Active Learning of Linking Rules¤
Active learning infuses expert knowledge and creates new relationships between properties of two datasets. We can learn new rules and refine existing rules.
Active learning is a special case of machine learning in which a learning algorithm interactively queries a user to label new data points with the desired outputs. [wikipedia]
In Corporate Memory we apply this approach to the process of learning a linking rule by interactively label records from the configured source and target dataset. Labeling in this case means to indicate if the pair of resources (from source and target) should be connected with the configured property. The labeling process creates reference links against which the linking rule can be created and further refined as more input is given by the user.
Our active (link) learning is a three step process:
- It starts by define properties to compare between entities of the selected datasets.
- We continue with the interactive labeling process where user feedback is asked, the golden record build and a rule (automatically) calculated and refined (as more reference links are entered)

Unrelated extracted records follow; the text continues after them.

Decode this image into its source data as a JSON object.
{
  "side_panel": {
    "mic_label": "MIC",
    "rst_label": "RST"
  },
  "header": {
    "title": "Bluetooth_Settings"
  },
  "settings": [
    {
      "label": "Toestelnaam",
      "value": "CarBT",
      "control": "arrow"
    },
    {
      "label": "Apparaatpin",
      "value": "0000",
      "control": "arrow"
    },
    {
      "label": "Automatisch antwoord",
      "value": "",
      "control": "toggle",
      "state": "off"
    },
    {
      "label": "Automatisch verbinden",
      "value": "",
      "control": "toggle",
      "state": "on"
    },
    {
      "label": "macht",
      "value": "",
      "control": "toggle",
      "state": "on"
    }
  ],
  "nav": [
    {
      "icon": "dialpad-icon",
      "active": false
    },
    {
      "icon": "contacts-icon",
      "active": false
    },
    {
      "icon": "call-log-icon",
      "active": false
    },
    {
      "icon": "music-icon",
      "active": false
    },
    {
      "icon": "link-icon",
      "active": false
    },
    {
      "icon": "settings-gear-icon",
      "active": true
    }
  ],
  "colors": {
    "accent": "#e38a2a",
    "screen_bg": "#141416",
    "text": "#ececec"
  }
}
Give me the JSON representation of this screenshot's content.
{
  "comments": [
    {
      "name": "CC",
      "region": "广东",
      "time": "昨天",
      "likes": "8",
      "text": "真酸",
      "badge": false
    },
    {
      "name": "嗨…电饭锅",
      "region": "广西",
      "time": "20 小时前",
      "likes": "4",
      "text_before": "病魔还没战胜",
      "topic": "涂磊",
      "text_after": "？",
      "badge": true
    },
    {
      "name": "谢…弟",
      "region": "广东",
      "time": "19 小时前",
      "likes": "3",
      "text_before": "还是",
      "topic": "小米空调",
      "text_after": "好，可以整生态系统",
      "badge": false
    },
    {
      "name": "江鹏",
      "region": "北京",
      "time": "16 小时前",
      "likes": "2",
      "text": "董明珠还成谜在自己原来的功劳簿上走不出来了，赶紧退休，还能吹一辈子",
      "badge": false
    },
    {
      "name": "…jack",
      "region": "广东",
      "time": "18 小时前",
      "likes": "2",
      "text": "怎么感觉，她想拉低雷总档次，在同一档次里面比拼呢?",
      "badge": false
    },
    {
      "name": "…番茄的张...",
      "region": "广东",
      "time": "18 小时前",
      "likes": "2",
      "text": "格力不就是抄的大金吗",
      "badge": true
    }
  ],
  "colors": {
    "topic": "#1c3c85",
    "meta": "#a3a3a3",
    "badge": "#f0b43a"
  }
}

- Saving the learned rule and/or the reference links only
Start the learning dialog¤
Link learning is a feature available on a link rule in a Build project. See the Lift data from tabular data such as CSV, XSLX or database tables tutorial to learn how to setup a project. Use the Create button in your project and select Linking to create a new linking rule. In the configuration dialog of your linking rule and setup source and target datasets as well as the linking property that should be yielded. Start the learning dialog by clicking the “Learning” tab in the linking view.
The examples process below uses the movies example project which can be added to your workspace with the Add “movies” example project button to be found in the user menu in the top right corner.
Creating an automatic link rule¤
Choose properties to compare. Select from the suggestions or search them by specifying property paths for both entities.
Based on the dataset suggestions for comparison are produced.
Add property paths for both entities¤
Click on the Source path and select a path.
Click on the Target path and select a corresponding path.
Click on the icon to add the path pair to be examined in the learning algorithm.
Click on icon to remove the paths.
Click on Start learning.
Clicking on the icon uses the property value as the entity label, unselecting the icon removes the property value from the entity label. Multiple properties can be starred to use them as a combined label.
Cross-check the similarity between the source and target path data with regards to the configured link property (
owl:sameAsin this example).
Confirm: If the source and target title names are the same, click on Confirm and it is shown in dark blue colour.
Uncertain: If the title names differ slightly, we can consider the link uncertain. As it might be a spelling mistake, we cannot ensure it is the same nor can we say it is different. If the title names are different it is displayed in light blue colour.
Decline: If the title names of source and target path are different,click on decline and it displayed in light blue colour.
On the right side of the page click on the 3 dots, then click on show entity’s URI.
Step Result: It shows the link entity URIs along with rows numbers in both the dataset files.
- Click on Save based on our input confirm, uncertain and decline the link rule will get generated automatically and the score changes for these entities in the score bar.
- Switch on the save best learned rule, then click on save.
The new automatically created linking rule based on the input training data consisting of confirmed, uncertain and declined links is shown below. It tokenize all the input values from the connected source path and compares the data with target paths.